Rodolfo Fiesoli, fondatore della Comunità Il Forteto, è morto all’età di 84 anni nella rsa di Padova dove si trovava in detenzione domiciliare. Fiesoli era stato condannato in via definitiva a 14 anni e 10 mesi per maltrattamenti e abusi sessuali su minori. Sulla vicenda del Forteto è attiva una Commissione parlamentare d’inchiesta.
Si faceva chiamare il Profeta nella comunità da lui fondata nel Mugello, a Vicchio (Firenze), a cui il tribunale dei minori dava in affidamento giovanissimi con realtà familiari complesse. Oggi è morto Rodolfo Fiesoli, 84 anni, nella rsa in provincia di Padova dove si trovava in detenzione domiciliare per scontare la condanna definitiva a 14 anni e 10 mesi per maltrattamenti e abusi sessuali su minori, reati avvenuti al Forteto per cui sono stati imputati anche i suoi principali e più fedeli collaboratori. Il Parlamento ha dedicato alla vicenda una Commissione parlamentare d’inchiesta anche in questa legislatura. La sua audizione, il 6 marzo scorso, è stato l’ultimo atto pubblico. Era visibilmente malmesso, ma ha comunque tentato di esercitare le sue caratteristiche di persuasore, eludendo le domande scomode, non ricordando circostanze, opponendo il suo punto di vista.
Per decenni l’esperienza del Forteto – una cooperativa agricola affiancata da una fondazione – ha catturato il sostegno e la benevolenza di magistrati, politici, personaggi nazionali per un’asserita capacità della comunità guidata da Fiesoli di saper gestire l’assistenza e l’affido di minori, anche disabili, provenienti da contesti di grave disagio sociale e familiare fino ad ottenere il loro recupero. Erano figli di tossicodipendenti, di genitori violenti, di criminali oppure di gente particolarmente poverae, famiglie dove la potestà genitoriale era poco esercitabile.

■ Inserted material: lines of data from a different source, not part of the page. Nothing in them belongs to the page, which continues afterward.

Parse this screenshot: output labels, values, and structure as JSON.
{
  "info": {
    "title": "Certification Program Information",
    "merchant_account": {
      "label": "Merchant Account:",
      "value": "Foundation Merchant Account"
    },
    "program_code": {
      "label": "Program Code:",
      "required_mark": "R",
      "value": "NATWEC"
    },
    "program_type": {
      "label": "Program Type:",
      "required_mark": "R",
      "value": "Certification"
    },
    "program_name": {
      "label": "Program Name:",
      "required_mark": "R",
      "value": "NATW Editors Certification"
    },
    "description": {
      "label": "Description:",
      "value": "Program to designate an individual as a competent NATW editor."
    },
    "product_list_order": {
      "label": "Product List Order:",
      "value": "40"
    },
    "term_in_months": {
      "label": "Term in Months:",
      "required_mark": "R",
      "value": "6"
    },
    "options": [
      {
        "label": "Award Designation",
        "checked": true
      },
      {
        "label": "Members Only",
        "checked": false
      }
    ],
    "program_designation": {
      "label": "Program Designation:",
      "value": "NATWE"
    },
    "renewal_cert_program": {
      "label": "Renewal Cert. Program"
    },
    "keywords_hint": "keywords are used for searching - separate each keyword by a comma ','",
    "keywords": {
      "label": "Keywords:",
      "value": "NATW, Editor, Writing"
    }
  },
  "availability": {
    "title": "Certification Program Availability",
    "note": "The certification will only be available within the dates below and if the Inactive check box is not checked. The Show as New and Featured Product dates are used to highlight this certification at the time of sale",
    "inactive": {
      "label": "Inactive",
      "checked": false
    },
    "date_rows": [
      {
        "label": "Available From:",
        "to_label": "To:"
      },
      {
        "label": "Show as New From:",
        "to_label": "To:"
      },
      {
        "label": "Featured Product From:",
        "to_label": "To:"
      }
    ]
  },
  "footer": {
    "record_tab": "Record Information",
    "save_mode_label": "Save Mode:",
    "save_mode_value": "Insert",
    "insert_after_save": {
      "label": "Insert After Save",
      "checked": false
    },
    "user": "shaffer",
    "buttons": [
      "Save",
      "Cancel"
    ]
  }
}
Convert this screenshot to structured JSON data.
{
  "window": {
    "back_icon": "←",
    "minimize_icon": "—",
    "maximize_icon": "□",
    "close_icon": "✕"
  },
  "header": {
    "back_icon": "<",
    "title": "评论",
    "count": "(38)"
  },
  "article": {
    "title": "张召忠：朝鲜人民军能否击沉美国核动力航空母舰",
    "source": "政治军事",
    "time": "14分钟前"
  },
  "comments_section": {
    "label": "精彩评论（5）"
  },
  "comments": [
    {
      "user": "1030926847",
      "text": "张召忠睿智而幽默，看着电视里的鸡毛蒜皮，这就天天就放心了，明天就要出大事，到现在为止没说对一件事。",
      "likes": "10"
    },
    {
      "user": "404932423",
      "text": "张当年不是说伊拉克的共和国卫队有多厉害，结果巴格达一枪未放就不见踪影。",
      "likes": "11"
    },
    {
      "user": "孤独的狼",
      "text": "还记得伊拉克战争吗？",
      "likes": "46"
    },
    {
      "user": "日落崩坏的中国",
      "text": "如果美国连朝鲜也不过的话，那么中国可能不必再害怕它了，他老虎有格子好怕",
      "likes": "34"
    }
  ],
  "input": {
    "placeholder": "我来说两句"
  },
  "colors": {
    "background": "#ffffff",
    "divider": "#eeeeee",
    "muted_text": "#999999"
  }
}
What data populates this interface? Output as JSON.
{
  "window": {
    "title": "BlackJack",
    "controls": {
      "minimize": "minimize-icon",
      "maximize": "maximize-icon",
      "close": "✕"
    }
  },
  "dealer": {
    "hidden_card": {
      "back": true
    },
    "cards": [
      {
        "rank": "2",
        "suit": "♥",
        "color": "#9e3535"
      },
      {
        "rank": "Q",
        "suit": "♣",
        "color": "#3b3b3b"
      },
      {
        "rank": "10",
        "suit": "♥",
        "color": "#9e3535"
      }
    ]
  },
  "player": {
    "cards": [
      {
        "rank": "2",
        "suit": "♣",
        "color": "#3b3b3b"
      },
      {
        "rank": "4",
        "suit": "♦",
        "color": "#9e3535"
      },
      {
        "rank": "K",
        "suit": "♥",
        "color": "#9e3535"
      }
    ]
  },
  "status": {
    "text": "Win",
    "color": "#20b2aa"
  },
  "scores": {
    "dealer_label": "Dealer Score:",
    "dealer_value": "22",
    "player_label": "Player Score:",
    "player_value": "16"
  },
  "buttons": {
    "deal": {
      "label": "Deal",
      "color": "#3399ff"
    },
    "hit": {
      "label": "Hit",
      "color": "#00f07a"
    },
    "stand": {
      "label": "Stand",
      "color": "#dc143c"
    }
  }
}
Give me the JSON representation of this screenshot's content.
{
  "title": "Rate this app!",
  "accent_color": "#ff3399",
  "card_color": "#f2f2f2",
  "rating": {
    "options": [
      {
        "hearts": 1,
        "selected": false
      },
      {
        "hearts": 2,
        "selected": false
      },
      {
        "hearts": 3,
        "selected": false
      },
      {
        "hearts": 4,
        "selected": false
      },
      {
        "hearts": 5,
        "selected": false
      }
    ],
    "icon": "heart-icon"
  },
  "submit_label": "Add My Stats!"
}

Ma già nel 1978, col primo arresto di Fiesoli, era emerso dalle accuse un contesto di maltrattamenti, abusi psicologici e sessuali, aspetti che poi sono tornati fuori più di una volta nel tempo mentre intanto l’attività del Forteto continuava fino all’inchiesta della procura di Firenze che nel 2011 portò Fiesoli in carcere per le stesse accuse. Ci furono denunce di ex membri della comunità, alcuni dei quali entrati bambini e usciti adulti ma segnati dall’esperienza di quella che appariva più come una setta, con limitati contatti all’esterno e un’accurata gestione dei rapporti con il tribunale dei minori, con gli assistenti sociali e con i Comuni e gli altri enti.
Il Forteto si spaccò, Fiesoli e altri fedelissimi furono processati e condannati, le accuse dei fuoriusciti rimasero in piedi fino alla conferma in Cassazione. Il Profeta non si è mai pentito e ha sempre ribadito i suoi metodi. Erano, fra questi, i cosiddetti chiarimenti serali – confessioni pubbliche davanti a tutti di comportamenti considerati da lui errati -, alla denigrazione sistematica della famiglia di origine per isolare i minori, inglobarli nella comunità e anche convincerli che “gli atti omosessuali che subivano da Fiesoli e da altri erano a fin di bene”, venne detto nel processo dalla pm Ornella Galeotti, dato che Fiesoli “teorizzava l’omosessualità come pratica per superare la fase adolescenziale e per sostenere il confronto con le donne definite ‘troie e puttane'”.